Familiares de Bela ainda não têm notícias; em meio ao desespero esperam por um milagre. FOTO: Divulgação.

Há cinco dias da tragédia em Brumadinho e a família de Izabela Barroso ainda não tem notícias da engenheira de Minas, que trabalhava há quatro meses na barragem no córrego do Feijão. Silêncio, até agora, é a única resposta da Vale. A família está em Valadares. Veio dar apoio à mãe de “Bela”, Mércia Barroso, que está muito abalada desde o dia da tragédia que pegou a todos de surpresa. A única coisa que a família consegue pedir, além de justiça, é oração para que um milagre aconteça.

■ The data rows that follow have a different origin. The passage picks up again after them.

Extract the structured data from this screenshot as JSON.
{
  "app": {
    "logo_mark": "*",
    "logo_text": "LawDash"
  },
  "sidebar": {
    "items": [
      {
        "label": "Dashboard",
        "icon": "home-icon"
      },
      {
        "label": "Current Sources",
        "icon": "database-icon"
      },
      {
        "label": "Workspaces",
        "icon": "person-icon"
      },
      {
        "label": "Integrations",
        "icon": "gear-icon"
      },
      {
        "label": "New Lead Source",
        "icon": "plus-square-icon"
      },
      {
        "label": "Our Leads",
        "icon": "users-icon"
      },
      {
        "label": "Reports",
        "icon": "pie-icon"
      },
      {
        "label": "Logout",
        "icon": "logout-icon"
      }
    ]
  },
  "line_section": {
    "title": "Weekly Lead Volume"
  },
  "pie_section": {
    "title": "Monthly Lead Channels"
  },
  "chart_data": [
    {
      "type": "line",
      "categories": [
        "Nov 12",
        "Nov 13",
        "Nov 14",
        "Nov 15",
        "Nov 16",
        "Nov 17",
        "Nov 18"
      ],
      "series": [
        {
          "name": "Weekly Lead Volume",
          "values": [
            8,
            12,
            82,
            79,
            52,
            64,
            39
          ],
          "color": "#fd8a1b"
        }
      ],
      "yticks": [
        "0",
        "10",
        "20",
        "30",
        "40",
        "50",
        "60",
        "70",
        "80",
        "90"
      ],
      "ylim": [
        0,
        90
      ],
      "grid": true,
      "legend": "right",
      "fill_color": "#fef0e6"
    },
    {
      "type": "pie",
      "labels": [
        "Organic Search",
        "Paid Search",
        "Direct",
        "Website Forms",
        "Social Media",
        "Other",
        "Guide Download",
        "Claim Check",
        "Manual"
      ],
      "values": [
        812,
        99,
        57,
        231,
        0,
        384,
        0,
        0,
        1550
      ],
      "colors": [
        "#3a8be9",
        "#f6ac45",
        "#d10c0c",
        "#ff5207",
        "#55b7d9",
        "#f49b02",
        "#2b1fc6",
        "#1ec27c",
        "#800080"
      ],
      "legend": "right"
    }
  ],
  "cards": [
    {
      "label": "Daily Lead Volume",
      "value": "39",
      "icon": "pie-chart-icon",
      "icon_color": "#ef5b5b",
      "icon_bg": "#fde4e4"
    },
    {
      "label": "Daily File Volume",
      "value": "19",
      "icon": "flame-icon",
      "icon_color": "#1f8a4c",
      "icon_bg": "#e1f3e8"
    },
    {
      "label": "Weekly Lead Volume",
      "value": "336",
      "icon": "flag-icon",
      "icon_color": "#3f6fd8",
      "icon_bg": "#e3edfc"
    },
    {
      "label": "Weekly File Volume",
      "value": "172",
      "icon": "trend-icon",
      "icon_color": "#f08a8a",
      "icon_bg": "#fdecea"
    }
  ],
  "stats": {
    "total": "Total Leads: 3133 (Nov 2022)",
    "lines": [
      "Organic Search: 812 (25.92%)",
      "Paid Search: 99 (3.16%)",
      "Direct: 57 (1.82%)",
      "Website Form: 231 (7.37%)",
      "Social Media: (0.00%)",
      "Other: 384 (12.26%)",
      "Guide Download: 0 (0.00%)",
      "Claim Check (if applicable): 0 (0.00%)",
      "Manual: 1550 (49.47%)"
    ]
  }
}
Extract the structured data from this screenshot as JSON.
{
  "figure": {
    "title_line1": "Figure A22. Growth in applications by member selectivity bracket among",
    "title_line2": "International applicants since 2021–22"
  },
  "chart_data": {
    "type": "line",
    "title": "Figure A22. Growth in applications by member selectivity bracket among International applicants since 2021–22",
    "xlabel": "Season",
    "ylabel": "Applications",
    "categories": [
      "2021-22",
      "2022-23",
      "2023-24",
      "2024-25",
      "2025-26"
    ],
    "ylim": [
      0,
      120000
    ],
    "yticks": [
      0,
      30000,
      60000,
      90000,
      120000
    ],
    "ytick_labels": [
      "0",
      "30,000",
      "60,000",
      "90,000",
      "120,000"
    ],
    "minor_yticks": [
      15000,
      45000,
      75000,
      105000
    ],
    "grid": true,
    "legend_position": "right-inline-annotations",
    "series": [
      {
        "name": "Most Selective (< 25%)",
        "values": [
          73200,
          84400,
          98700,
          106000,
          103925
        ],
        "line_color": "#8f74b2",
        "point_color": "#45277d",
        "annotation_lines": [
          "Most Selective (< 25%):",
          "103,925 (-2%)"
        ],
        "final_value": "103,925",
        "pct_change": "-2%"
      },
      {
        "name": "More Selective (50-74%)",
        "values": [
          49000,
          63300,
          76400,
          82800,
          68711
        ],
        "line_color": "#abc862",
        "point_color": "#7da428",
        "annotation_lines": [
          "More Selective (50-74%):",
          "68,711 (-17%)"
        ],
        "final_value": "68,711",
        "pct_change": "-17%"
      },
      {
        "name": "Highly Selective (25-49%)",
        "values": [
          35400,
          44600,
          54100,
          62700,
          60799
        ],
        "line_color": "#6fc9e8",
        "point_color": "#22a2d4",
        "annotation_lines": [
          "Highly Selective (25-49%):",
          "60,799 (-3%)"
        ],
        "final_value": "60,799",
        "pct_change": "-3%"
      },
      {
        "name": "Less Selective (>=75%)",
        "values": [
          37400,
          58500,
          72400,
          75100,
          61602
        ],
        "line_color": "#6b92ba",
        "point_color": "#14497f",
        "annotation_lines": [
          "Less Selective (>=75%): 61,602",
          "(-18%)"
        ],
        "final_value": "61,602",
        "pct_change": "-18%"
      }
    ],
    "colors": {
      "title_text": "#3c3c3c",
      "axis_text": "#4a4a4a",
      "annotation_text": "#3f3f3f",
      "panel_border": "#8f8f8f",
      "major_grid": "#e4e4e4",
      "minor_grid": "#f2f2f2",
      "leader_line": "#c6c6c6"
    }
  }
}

De acordo com Marcelo Barroso, irmão da engenheira, o silêncio da Vale se transforma em choro dos parentes das vítimas. Ele sabe que, com os dias se passando, as chances de encontrar sobreviventes diminuem. “Só mesmo um milagre, mas no fundo sabemos que as chances vão se acabando com o passar do tempo. Antes de vir para Valadares fiz prova de DNA. Vocês não conseguem imaginar as coisas que estamos vendo naquele lugar, os corpos saem mutilados. Não dá pra saber sequer se é homem ou mulher. É devastador. O pior de tudo é que nós não recebemos nenhum telefonema da Vale até agora”.

Responsáveis são presos

De acordo com o porta-voz do Corpo de Bombeiros, já foram confirmados 65 mortos e 279 desaparecidos. Diante da tragédia que abalou o país, o Ministério Público de Minas Gerais (MPMG), o Ministério Público Federal (MPF) e a Polícia Federal (PF) deflagraram na manhã desta terça-feira, 29, uma operação com o objetivo de cumprir mandados de busca e apreensão e mandados de prisão temporária. O objetivo é apurar a responsabilidade criminal pelo rompimento de barragens existentes na mina Córrego do Feijão, mantida pela empresa Vale. Cinco engenheiros que atestaram a segurança da barragem 1 da mina do Feijão foram presos, dois em São Paulo e três em Minas Gerais.